Christopher R. Deluzio, policy director of the University of Pittsburgh Institute for Cyber Law, Policy and Security, was among five researchers who collaborated on the report. He said a close look at efforts under way in six states — Alabama, Arizona, Illinois, Louisiana, Oklahoma and Pennsylvania — underscored the challenges elections officials face, from the need to purchase new voting machines that will create a paper record, to developing systems for post-election audits, addressing emerging cyber vulnerabilities and upgrading voter registration systems.
Part of the problem is the cost of underwriting new voting machines as states and counties struggle to meet the timeline to have systems with paper backups in place in time for the 2020 presidential primaries.

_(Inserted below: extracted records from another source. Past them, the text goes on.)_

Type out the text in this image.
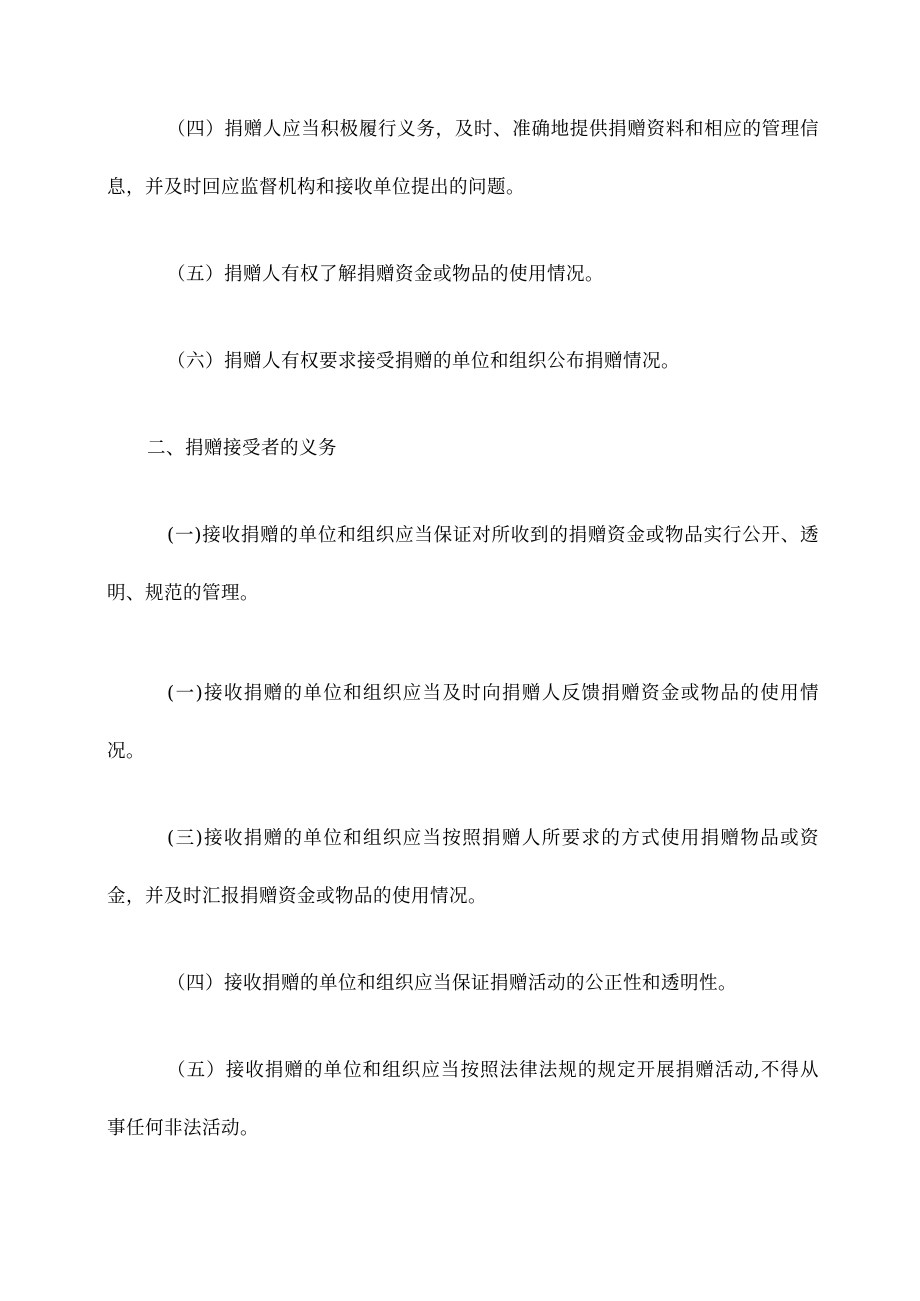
（四）捐赠人应当积极履行义务，及时、准确地提供捐赠资料和相应的管理信息，并及时回应监督机构和接收单位提出的问题。

（五）捐赠人有权了解捐赠资金或物品的使用情况。

（六）捐赠人有权要求接受捐赠的单位和组织公布捐赠情况。

二、捐赠接受者的义务

(一)接收捐赠的单位和组织应当保证对所收到的捐赠资金或物品实行公开、透明、规范的管理。

(一)接收捐赠的单位和组织应当及时向捐赠人反馈捐赠资金或物品的使用情况。

(三)接收捐赠的单位和组织应当按照捐赠人所要求的方式使用捐赠物品或资金，并及时汇报捐赠资金或物品的使用情况。

（四）接收捐赠的单位和组织应当保证捐赠活动的公正性和透明性。

（五）接收捐赠的单位和组织应当按照法律法规的规定开展捐赠活动,不得从事任何非法活动。
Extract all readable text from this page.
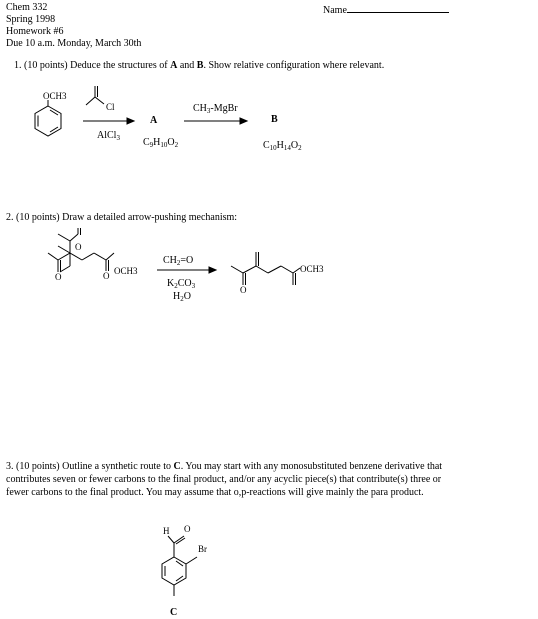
Chem 332
Spring 1998
Homework #6
Due 10 a.m. Monday, March 30th
Name
1. (10 points) Deduce the structures of A and B. Show relative configuration where relevant.
OCH3
Cl
AlCl$_3$
A	B
$CH_3$-MgBr
$C_9H_{10}O_2$	$C_{10}H_{14}O_2$
2. (10 points) Draw a detailed arrow-pushing mechanism:
O
O	O OCH3
$CH_2=O$
$K_2CO_3$
$H_2O$
O
OCH3
3. (10 points) Outline a synthetic route to C. You may start with any monosubstituted benzene derivative that
contributes seven or fewer carbons to the final product, and/or any acyclic piece(s) that contribute(s) three or
fewer carbons to the final product. You may assume that o,p-reactions will give mainly the para product.
H O
Br
C
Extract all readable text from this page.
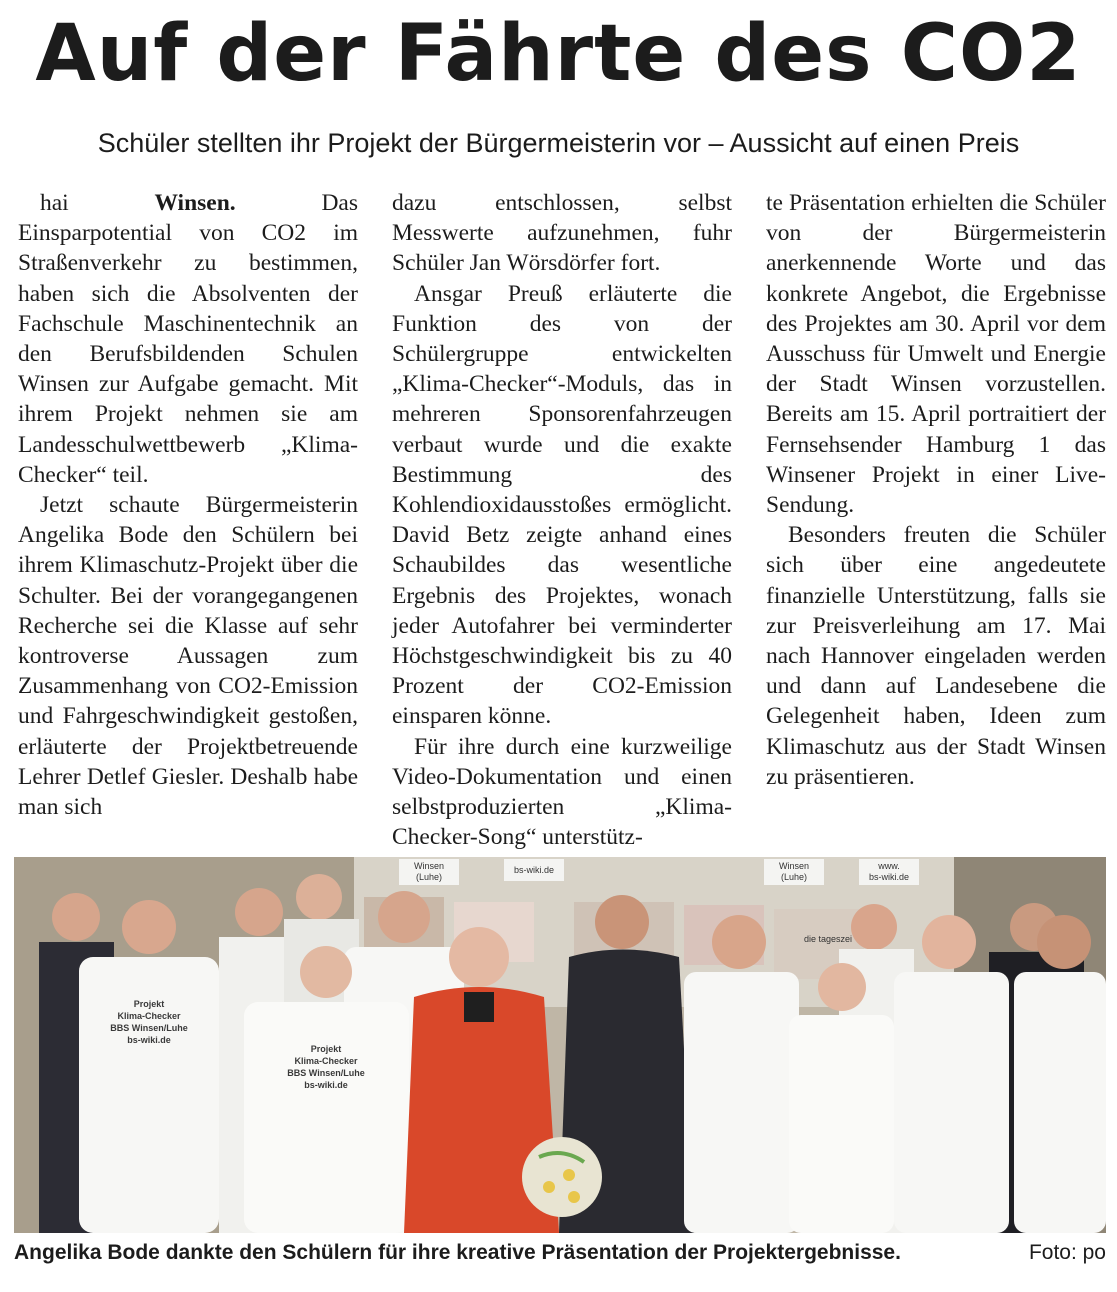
Auf der Fährte des CO2
Schüler stellten ihr Projekt der Bürgermeisterin vor – Aussicht auf einen Preis

hai	Winsen.	Das Einsparpotential von CO2 im Straßenverkehr zu bestimmen, haben sich die Absolventen der Fachschule Maschinentechnik an den Berufsbildenden Schulen Winsen zur Aufgabe gemacht. Mit ihrem Projekt nehmen sie am Landesschulwettbewerb „Klima-Checker“ teil.

Jetzt schaute Bürgermeisterin Angelika Bode den Schülern bei ihrem Klimaschutz-Projekt über die Schulter. Bei der vorangegangenen Recherche sei die Klasse auf sehr kontroverse Aussagen zum Zusammenhang von CO2-Emission und Fahrgeschwindigkeit gestoßen, erläuterte der Projektbetreuende Lehrer Detlef Giesler. Deshalb habe man sich

dazu entschlossen, selbst Messwerte aufzunehmen, fuhr Schüler Jan Wörsdörfer fort.

Ansgar Preuß erläuterte die Funktion des von der Schülergruppe entwickelten „Klima-Checker“-Moduls, das in mehreren Sponsorenfahrzeugen verbaut wurde und die exakte Bestimmung des Kohlendioxidausstoßes ermöglicht. David Betz zeigte anhand eines Schaubildes das wesentliche Ergebnis des Projektes, wonach jeder Autofahrer bei verminderter Höchstgeschwindigkeit bis zu 40 Prozent der CO2-Emission einsparen könne.

Für ihre durch eine kurzweilige Video-Dokumentation und einen selbstproduzierten „Klima-Checker-Song“ unterstütz-

te Präsentation erhielten die Schüler von der Bürgermeisterin anerkennende Worte und das konkrete Angebot, die Ergebnisse des Projektes am 30. April vor dem Ausschuss für Umwelt und Energie der Stadt Winsen vorzustellen. Bereits am 15. April portraitiert der Fernsehsender Hamburg 1 das Winsener Projekt in einer Live-Sendung.

Besonders freuten die Schüler sich über eine angedeutete finanzielle Unterstützung, falls sie zur Preisverleihung am 17. Mai nach Hannover eingeladen werden und dann auf Landesebene die Gelegenheit haben, Ideen zum Klimaschutz aus der Stadt Winsen zu präsentieren.

Winsen
(Luhe)
bs-wiki.de	Winsen
(Luhe)
www.
bs-wiki.de
die tageszei
Projekt
Klima-Checker
BBS Winsen/Luhe
bs-wiki.de
Projekt
Klima-Checker
BBS Winsen/Luhe
bs-wiki.de
Angelika Bode dankte den Schülern für ihre kreative Präsentation der Projektergebnisse.	Foto: po
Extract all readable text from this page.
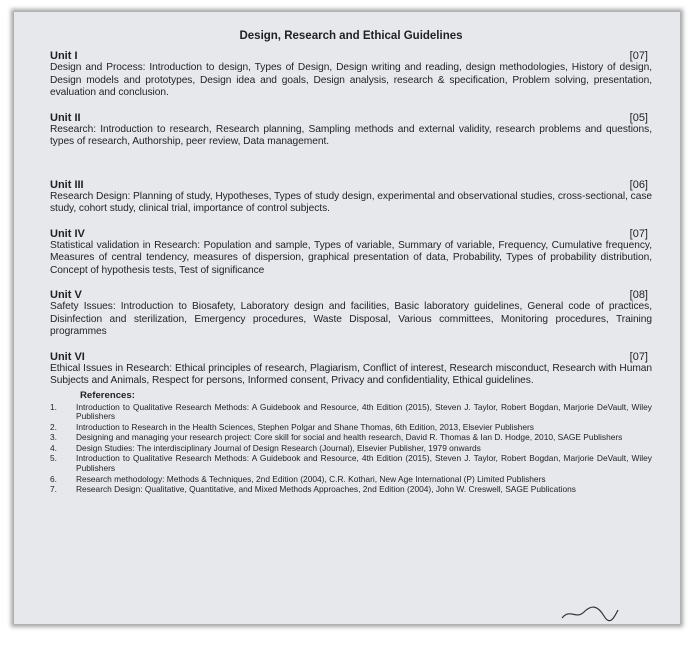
Design, Research and Ethical Guidelines
Unit I	[07]
Design and Process: Introduction to design, Types of Design, Design writing and reading, design methodologies, History of design, Design models and prototypes, Design idea and goals, Design analysis, research & specification, Problem solving, presentation, evaluation and conclusion.
Unit II	[05]
Research: Introduction to research, Research planning, Sampling methods and external validity, research problems and questions, types of research, Authorship, peer review, Data management.
Unit III	[06]
Research Design: Planning of study, Hypotheses, Types of study design, experimental and observational studies, cross-sectional, case study, cohort study, clinical trial, importance of control subjects.
Unit IV	[07]
Statistical validation in Research: Population and sample, Types of variable, Summary of variable, Frequency, Cumulative frequency, Measures of central tendency, measures of dispersion, graphical presentation of data, Probability, Types of probability distribution, Concept of hypothesis tests, Test of significance
Unit V	[08]
Safety Issues: Introduction to Biosafety, Laboratory design and facilities, Basic laboratory guidelines, General code of practices, Disinfection and sterilization, Emergency procedures, Waste Disposal, Various committees, Monitoring procedures, Training programmes
Unit VI	[07]
Ethical Issues in Research: Ethical principles of research, Plagiarism, Conflict of interest, Research misconduct, Research with Human Subjects and Animals, Respect for persons, Informed consent, Privacy and confidentiality, Ethical guidelines.
References:
1.	Introduction to Qualitative Research Methods: A Guidebook and Resource, 4th Edition (2015), Steven J. Taylor, Robert Bogdan, Marjorie DeVault, Wiley Publishers
2.	Introduction to Research in the Health Sciences, Stephen Polgar and Shane Thomas, 6th Edition, 2013, Elsevier Publishers
3.	Designing and managing your research project: Core skill for social and health research, David R. Thomas & Ian D. Hodge, 2010, SAGE Publishers
4.	Design Studies: The interdisciplinary Journal of Design Research (Journal), Elsevier Publisher, 1979 onwards
5.	Introduction to Qualitative Research Methods: A Guidebook and Resource, 4th Edition (2015), Steven J. Taylor, Robert Bogdan, Marjorie DeVault, Wiley Publishers
6.	Research methodology: Methods & Techniques, 2nd Edition (2004), C.R. Kothari, New Age International (P) Limited Publishers
7.	Research Design: Qualitative, Quantitative, and Mixed Methods Approaches, 2nd Edition (2004), John W. Creswell, SAGE Publications
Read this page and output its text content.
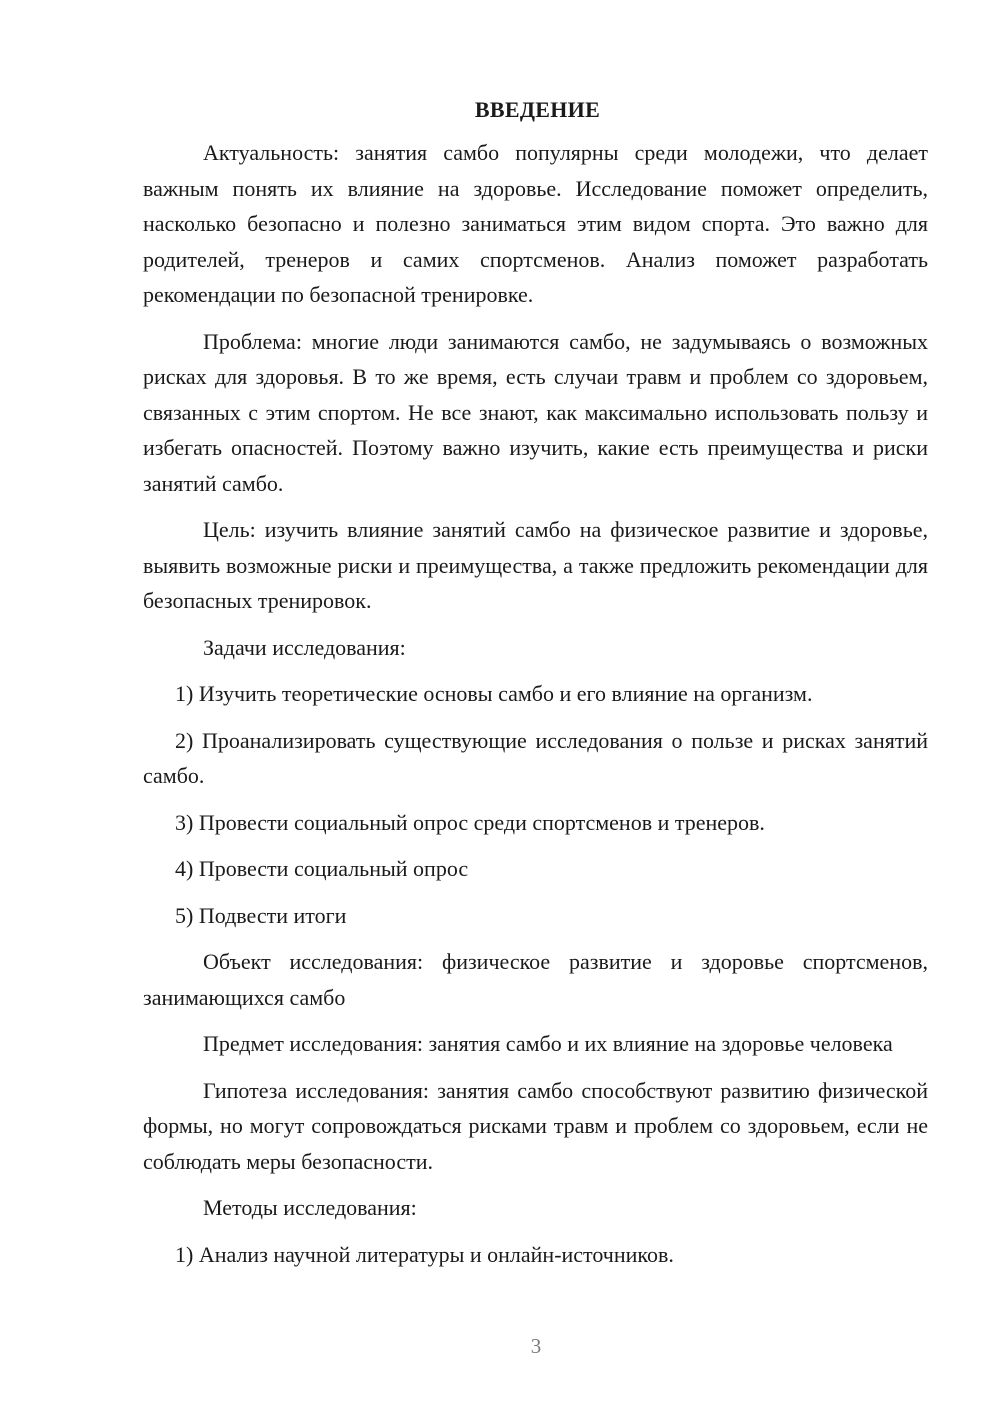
ВВЕДЕНИЕ

Актуальность: занятия самбо популярны среди молодежи, что делает важным понять их влияние на здоровье. Исследование поможет определить, насколько безопасно и полезно заниматься этим видом спорта. Это важно для родителей, тренеров и самих спортсменов. Анализ поможет разработать рекомендации по безопасной тренировке.

Проблема: многие люди занимаются самбо, не задумываясь о возможных рисках для здоровья. В то же время, есть случаи травм и проблем со здоровьем, связанных с этим спортом. Не все знают, как максимально использовать пользу и избегать опасностей. Поэтому важно изучить, какие есть преимущества и риски занятий самбо.

Цель: изучить влияние занятий самбо на физическое развитие и здоровье, выявить возможные риски и преимущества, а также предложить рекомендации для безопасных тренировок.

Задачи исследования:

1) Изучить теоретические основы самбо и его влияние на организм.

2) Проанализировать существующие исследования о пользе и рисках занятий самбо.

3) Провести социальный опрос среди спортсменов и тренеров.

4) Провести социальный опрос

5) Подвести итоги

Объект исследования: физическое развитие и здоровье спортсменов, занимающихся самбо

Предмет исследования: занятия самбо и их влияние на здоровье человека

Гипотеза исследования: занятия самбо способствуют развитию физической формы, но могут сопровождаться рисками травм и проблем со здоровьем, если не соблюдать меры безопасности.

Методы исследования:

1) Анализ научной литературы и онлайн-источников.

3
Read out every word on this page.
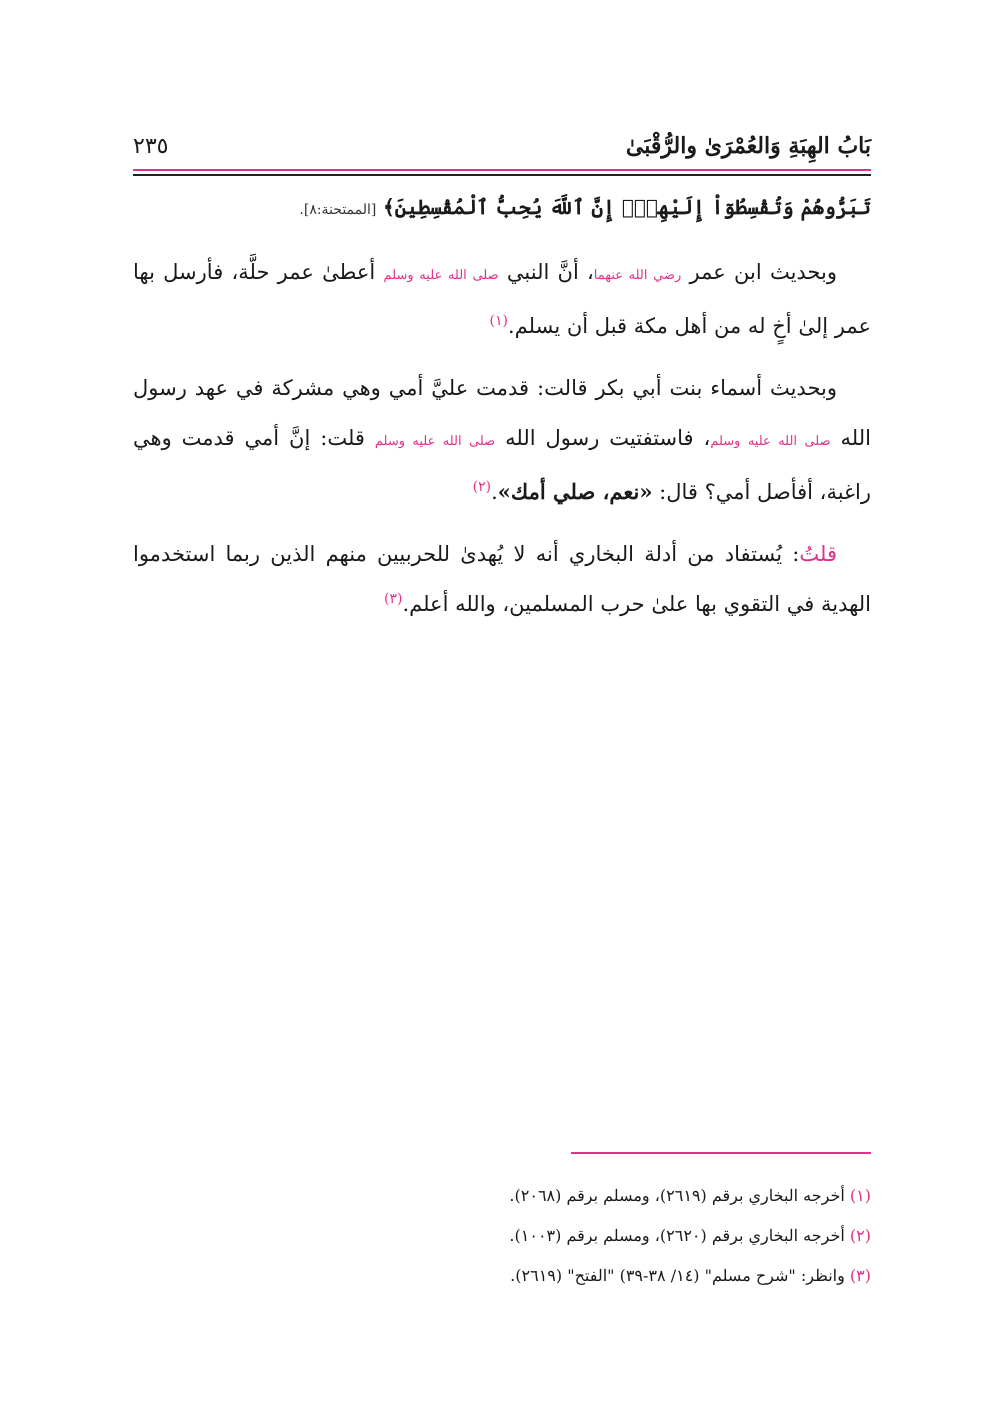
بَابُ الهِبَةِ وَالعُمْرَىٰ والرُّقْبَىٰ
٢٣٥

تَبَرُّوهُمْ وَتُقْسِطُوٓاْ إِلَيْهِمْۚ إِنَّ ٱللَّهَ يُحِبُّ ٱلْمُقْسِطِينَ﴾ [الممتحنة:٨].

وبحديث ابن عمر رضي الله عنهما، أنَّ النبي صلى الله عليه وسلم أعطىٰ عمر حلَّة، فأرسل بها عمر إلىٰ أخٍ له من أهل مكة قبل أن يسلم.$^{(١)}$

وبحديث أسماء بنت أبي بكر قالت: قدمت عليَّ أمي وهي مشركة في عهد رسول الله صلى الله عليه وسلم، فاستفتيت رسول الله صلى الله عليه وسلم قلت: إنَّ أمي قدمت وهي راغبة، أفأصل أمي؟ قال: «نعم، صلي أمك».$^{(٢)}$

قلتُ: يُستفاد من أدلة البخاري أنه لا يُهدىٰ للحربيين منهم الذين ربما استخدموا الهدية في التقوي بها علىٰ حرب المسلمين، والله أعلم.$^{(٣)}$

(١) أخرجه البخاري برقم (٢٦١٩)، ومسلم برقم (٢٠٦٨).

(٢) أخرجه البخاري برقم (٢٦٢٠)، ومسلم برقم (١٠٠٣).

(٣) وانظر: "شرح مسلم" (١٤/ ٣٨-٣٩) "الفتح" (٢٦١٩).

In Pennsylvania, where voting machines are purchased at the county level, Deluzio said the $14 million federal grant that was doled out to counties will finance only about 10% to 12% of the estimated $150 million needed to replace voting machines across the state.
The cost and uncertainty about additional subsidies to defray the estimated $8 million-plus cost of new voting machines in Westmoreland County recently prompted county commissioners there to walk back the timeline for the purchase and implementation of a new system, from this fall’s general election to next spring.
Deluzio said reports from national security agencies that Russian operatives targeted election systems in Pennsylvania along with several other states, and the Mueller report’s finding that they gained access to the Illinois State Board of Elections registration database, emphasize the threat.
This month, the New York Times reported concerns that both campaigns and elections remain at risk from hackers.
Edward Felten, an election security expert and computer science professor at Princeton University, said campaign organizations and voting equipment are unlikely to be prepared to deflect another nation-state cyberattack in the 2020 cycle.
“The bad guys have had more time to spend on this and more time to develop new tricks,” Felten, who studies election cybersecurity, told the Times.
David Salvo and Rachael Dean Wilson, researchers from the bipartisan Alliance for Securing Democracy, collaborated on the new Brennan Center report. They said it would be a mistake to underestimate the importance of such efforts.
“Election security is a national security imperative for our democracy — and it’s dependent upon the election systems of 50 state governments and the vigilance of election officials in over 10,000 election jurisdictions across the country,” they wrote.
Salvo and Wilson said federal funding will be required to make continuing upgrades to the security of the nation’s election infrastructure.
“There are plenty of things that ought to be done in Pennsylvania and elsewhere for the money to come from Congress,” Deluzio said. “It seems a little unfair to me to ask county election workers who are hardworking folks to be cyber warriors on the front lines of a battle against nation states.”